There are four primary research areas in the Planetary Magnetospheres Laboratory. They are:
1. SOLAR SYSTEM MAGNETIC FIELDS The Planetary Magnetospheres Laboratory has been the source for flight magnetometers for nearly 4 decades. Magnetometers from the this Laboratory have flown to every planet in the Solar System , including the Earth's Moon, except for Pluto. Present activities include the magnetometer and Deputy Principal Investigator on NASA's New Frontier JUNO mission to the planet Jupiter; the magnetometer lead investigator on the MESSENGER mission to the planet Mercury; the magnetometer lead on the solar STEREO mission; the principal investigator on the MGS mission which determined the nature of Mars intrinsic magnetic field, and the magnetometer lead on the Mars airplane under development at Langley Research Center.
2. SOLAR SYSTEM RADIO ASTRONOMY Radio Astronomy has been a key research area in the Planetary Magnetospheres Laboratory since the 1960's. The principal targeted research areas are planets and the sun together with its outer atmosphere known as the heliosphere. On going flight missions include Cassini which explores the radio environment of Saturn and the STEREO mission which uses new radio astronomy techniques to track massive eruptions known as Coronal Mass Ejections (CME's) from the solar atmosphere. The Planetary Magnetospheres Laboratory conducts world class research in CME physics. Research continues with the missions that pioneered this radio CME tracking: Ulysses, Wind, and SOHO. Path breaking radio imaging missions such as SIRA are also under development.

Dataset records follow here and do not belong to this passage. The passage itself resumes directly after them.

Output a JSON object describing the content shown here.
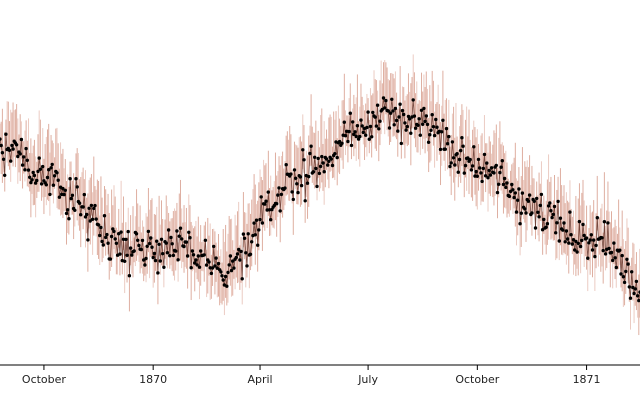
{
  "chart_data": {
    "type": "line",
    "title": "",
    "xlabel": "",
    "ylabel": "",
    "x_range": [
      "1869-08-25",
      "1871-02-15"
    ],
    "x_ticks": [
      {
        "date": "1869-10-01",
        "label": "October"
      },
      {
        "date": "1870-01-01",
        "label": "1870"
      },
      {
        "date": "1870-04-01",
        "label": "April"
      },
      {
        "date": "1870-07-01",
        "label": "July"
      },
      {
        "date": "1870-10-01",
        "label": "October"
      },
      {
        "date": "1871-01-01",
        "label": "1871"
      }
    ],
    "y_axis_visible": false,
    "grid": false,
    "series": [
      {
        "style": "daily points with vertical error bars",
        "point_color": "#000000",
        "line_color": "#5a2a20",
        "error_bar_color": "#d9a090",
        "band_color": "#e8c2b8",
        "sampling": "daily",
        "control_points": [
          {
            "date": "1869-08-25",
            "value": 0.6,
            "spread": 0.3
          },
          {
            "date": "1869-09-05",
            "value": 0.6,
            "spread": 0.3
          },
          {
            "date": "1869-09-25",
            "value": 0.52,
            "spread": 0.3
          },
          {
            "date": "1869-10-20",
            "value": 0.47,
            "spread": 0.3
          },
          {
            "date": "1869-11-10",
            "value": 0.4,
            "spread": 0.3
          },
          {
            "date": "1869-12-01",
            "value": 0.31,
            "spread": 0.3
          },
          {
            "date": "1869-12-25",
            "value": 0.3,
            "spread": 0.3
          },
          {
            "date": "1870-01-20",
            "value": 0.3,
            "spread": 0.3
          },
          {
            "date": "1870-02-10",
            "value": 0.27,
            "spread": 0.3
          },
          {
            "date": "1870-03-01",
            "value": 0.22,
            "spread": 0.3
          },
          {
            "date": "1870-03-20",
            "value": 0.28,
            "spread": 0.3
          },
          {
            "date": "1870-04-10",
            "value": 0.44,
            "spread": 0.3
          },
          {
            "date": "1870-05-01",
            "value": 0.52,
            "spread": 0.3
          },
          {
            "date": "1870-05-25",
            "value": 0.56,
            "spread": 0.3
          },
          {
            "date": "1870-06-20",
            "value": 0.66,
            "spread": 0.3
          },
          {
            "date": "1870-07-10",
            "value": 0.7,
            "spread": 0.3
          },
          {
            "date": "1870-08-01",
            "value": 0.7,
            "spread": 0.3
          },
          {
            "date": "1870-08-25",
            "value": 0.66,
            "spread": 0.3
          },
          {
            "date": "1870-09-20",
            "value": 0.57,
            "spread": 0.3
          },
          {
            "date": "1870-10-15",
            "value": 0.52,
            "spread": 0.3
          },
          {
            "date": "1870-11-10",
            "value": 0.44,
            "spread": 0.3
          },
          {
            "date": "1870-12-01",
            "value": 0.4,
            "spread": 0.3
          },
          {
            "date": "1870-12-20",
            "value": 0.33,
            "spread": 0.3
          },
          {
            "date": "1871-01-10",
            "value": 0.33,
            "spread": 0.3
          },
          {
            "date": "1871-02-01",
            "value": 0.26,
            "spread": 0.3
          },
          {
            "date": "1871-02-15",
            "value": 0.15,
            "spread": 0.3
          }
        ]
      }
    ]
  }
}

3. PLANETARY DUST PHYSICS Planetary dust at the Moon and at Mars represents one of the key problems for the exploration of these bodies due to its adherence to and obstruction of surface operations. Planetary dust is also a key to understanding the formation and evolution of planetary surfaces. In the Planetary Magnetospheres Laboratory, building on the expertise in plasma interactions, research is being conducted on the nature of dust charging, which is central to dust dynamics, as well as the mitigation of dust by plasma interactions which may control not only electrostatic dust interactions but also van der Waal's force driven dust interactions. One mitigation technique developed by the laboratory is the subject of a US Government patent.
The 12-Tet rover that changes shape to navigate rough terrain.
4. SOLAR SYSTEM EXPLORATION ROBOTICS In the research of the Planetary Magnetospheres Laboratory, as in all other areas of space research, there is an increasing need for intelligence, mobility, and adaptivity. This capability has become just as important as the need to new instruments, and in some ways is more important since if the payload can not be placed and operate where it is needed, the payload's research capability is of little consequence. The ability to place complicated instruments in difficult places in a cost effective manner in which they may have to act alone or autonomously, is of increasing importance. Building on the extensive flight experience and heritage within the Planetary Magnetospheres Laboratory and previous work in support of the US High Performance Computing Initiative, A new form of space architecture has been developed which employs a synthetic skeletal-muscular system and a synthetic neural system, which when combined in a single entity offers unprecedented capabilities and plasticity in behavior. The Laboratory is presently working on advanced planetary rovers based on this tetrahedral architecture (download short QT video clip - 43MB). Both components of this architecture are the subjects of US Government patents.